詩仙堂で雷鳴が轟きはじめて、それまで一定の感覚で鳴っていたししおとしの音やみんみん蝉やつくつくぼうしの声は雨音に変わった。
大粒の雨は枯山水の砂の引っ掻き跡を消し、雨粒は砂を抱き込んで小さな泥団子みたいになって庭全体を濡らしていく。
濡れて鮮やかになった緑の葉っぱの影から湿った砂地に雨蛙が顔を出し、長い後ろ足を蹴りあげて目の前をジャンプして通り過ぎていく。
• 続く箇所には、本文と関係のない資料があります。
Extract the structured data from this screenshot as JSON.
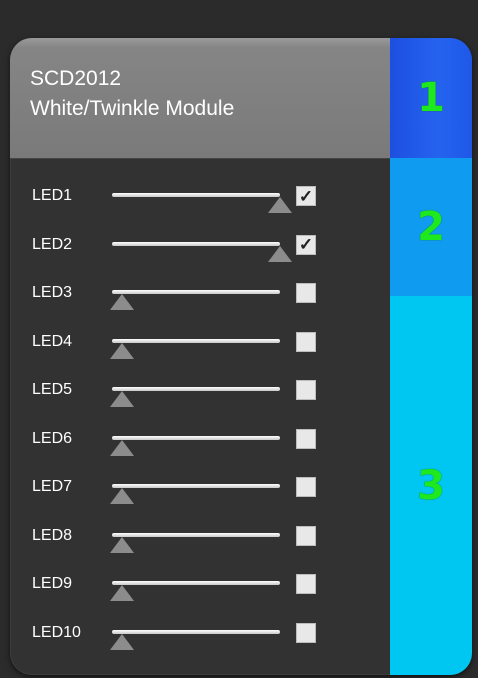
{
  "header": {
    "model": "SCD2012",
    "title": "White/Twinkle Module"
  },
  "tabs": [
    {
      "label": "1"
    },
    {
      "label": "2"
    },
    {
      "label": "3"
    }
  ],
  "leds": [
    {
      "label": "LED1",
      "level": 1.0,
      "checked": true
    },
    {
      "label": "LED2",
      "level": 1.0,
      "checked": true
    },
    {
      "label": "LED3",
      "level": 0.0,
      "checked": false
    },
    {
      "label": "LED4",
      "level": 0.0,
      "checked": false
    },
    {
      "label": "LED5",
      "level": 0.0,
      "checked": false
    },
    {
      "label": "LED6",
      "level": 0.0,
      "checked": false
    },
    {
      "label": "LED7",
      "level": 0.0,
      "checked": false
    },
    {
      "label": "LED8",
      "level": 0.0,
      "checked": false
    },
    {
      "label": "LED9",
      "level": 0.0,
      "checked": false
    },
    {
      "label": "LED10",
      "level": 0.0,
      "checked": false
    }
  ],
  "colors": {
    "tab1": "#2563ef",
    "tab2": "#0f9cf0",
    "tab3": "#00c6f2",
    "tab_text": "#1ee81e"
  }
}
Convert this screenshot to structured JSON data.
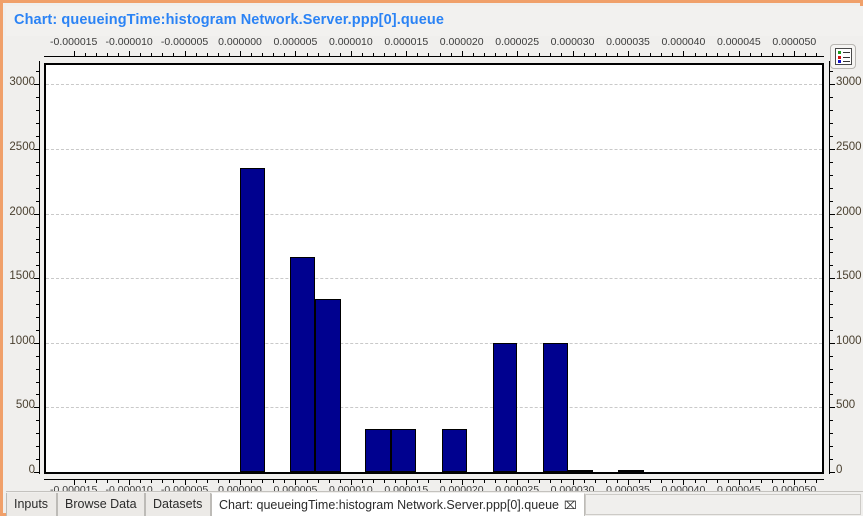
{
  "window": {
    "title": "Chart: queueingTime:histogram Network.Server.ppp[0].queue",
    "title_color": "#2b83f5",
    "border_color": "#f0a06a"
  },
  "toolbar": {
    "legend_button_icon": "legend-list-icon",
    "legend_swatch_colors": [
      "#1f9e1f",
      "#d01010",
      "#1414c8"
    ]
  },
  "chart_data": {
    "type": "bar",
    "title": "queueingTime:histogram Network.Server.ppp[0].queue",
    "xlabel": "",
    "ylabel": "",
    "grid": true,
    "legend_position": "hidden",
    "xlim": [
      -1.75e-05,
      5.25e-05
    ],
    "ylim": [
      0,
      3150
    ],
    "x_tick_labels": [
      "-0.000015",
      "-0.000010",
      "-0.000005",
      "0.000000",
      "0.000005",
      "0.000010",
      "0.000015",
      "0.000020",
      "0.000025",
      "0.000030",
      "0.000035",
      "0.000040",
      "0.000045",
      "0.000050"
    ],
    "x_tick_values": [
      -1.5e-05,
      -1e-05,
      -5e-06,
      0.0,
      5e-06,
      1e-05,
      1.5e-05,
      2e-05,
      2.5e-05,
      3e-05,
      3.5e-05,
      4e-05,
      4.5e-05,
      5e-05
    ],
    "y_tick_labels": [
      "0",
      "500",
      "1000",
      "1500",
      "2000",
      "2500",
      "3000"
    ],
    "y_tick_values": [
      0,
      500,
      1000,
      1500,
      2000,
      2500,
      3000
    ],
    "axes": [
      "top",
      "bottom",
      "left",
      "right"
    ],
    "bars": [
      {
        "bin_start": 0.0,
        "bin_end": 2.3e-06,
        "value": 2353
      },
      {
        "bin_start": 4.5e-06,
        "bin_end": 6.8e-06,
        "value": 1667
      },
      {
        "bin_start": 6.8e-06,
        "bin_end": 9.1e-06,
        "value": 1340
      },
      {
        "bin_start": 1.13e-05,
        "bin_end": 1.36e-05,
        "value": 333
      },
      {
        "bin_start": 1.36e-05,
        "bin_end": 1.59e-05,
        "value": 333
      },
      {
        "bin_start": 1.82e-05,
        "bin_end": 2.05e-05,
        "value": 333
      },
      {
        "bin_start": 2.28e-05,
        "bin_end": 2.5e-05,
        "value": 1000
      },
      {
        "bin_start": 2.73e-05,
        "bin_end": 2.96e-05,
        "value": 1000
      },
      {
        "bin_start": 2.96e-05,
        "bin_end": 3.18e-05,
        "value": 10
      },
      {
        "bin_start": 3.41e-05,
        "bin_end": 3.64e-05,
        "value": 8
      }
    ],
    "bar_color": "#00018f",
    "bar_edge_color": "#000000"
  },
  "tabs": [
    {
      "label": "Inputs",
      "active": false,
      "closable": false
    },
    {
      "label": "Browse Data",
      "active": false,
      "closable": false
    },
    {
      "label": "Datasets",
      "active": false,
      "closable": false
    },
    {
      "label": "Chart: queueingTime:histogram Network.Server.ppp[0].queue",
      "active": true,
      "closable": true,
      "close_icon": "close-icon"
    }
  ]
}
雨宿りを兼ねて一時間以上を畳に座って足を投げ出してうつらうつら過ごす。
こういう場所は考え事をしてしまうものだけど、不思議とそのシチュエーションと佇まいに考え事を吸いとられて、珍しくトランス状態でもないのに「無」を体感する。
私の場合、トランス状態よりも「無」の方がたぶん珍しい。
ここもロックが似つかわしくない場所だ。

ただ凪の「無」の状態とトランス状態というのは、雑念のない、という意味でその在り方は似ている。
時々このような状態に陥りたいのであって、それには何がそうさせるのかと、その状態に入れるまでの自分の成り行きを知らなければならない。

私はお寺も神様も宗教も特段興味はない。
ただ、鈴虫寺で聞いたお説法は、お笑いや落語の要素を含みそして真を突いていてやたらありがたかった。
笑顔でいること。
そして、感謝すること。

社会統制のため以外の宗教や信仰・悟りなどは全て各人の心の平穏を目指しているように思う。
そのために自分を律したり禁欲したりするのだろう。
心の平穏はそれだけになってしまったらつまらないと今の私なんかは思ってしまうものだけれど、とても重要なことである。
読経も、トランス状態へ入る一手法としての効果もあるんだろうと想像する。
一種のランナーズハイ。

放っておくと排他的を良しとしてしまいがちな自分を戒めながら、自分の内側に入り込む。

昨日のお昼もタイ料理を食べて、今日のお昼もタイ料理を食べた。
まとわりつくような柔らかな刺激は心地よい疲労感と眠気を連れてくる。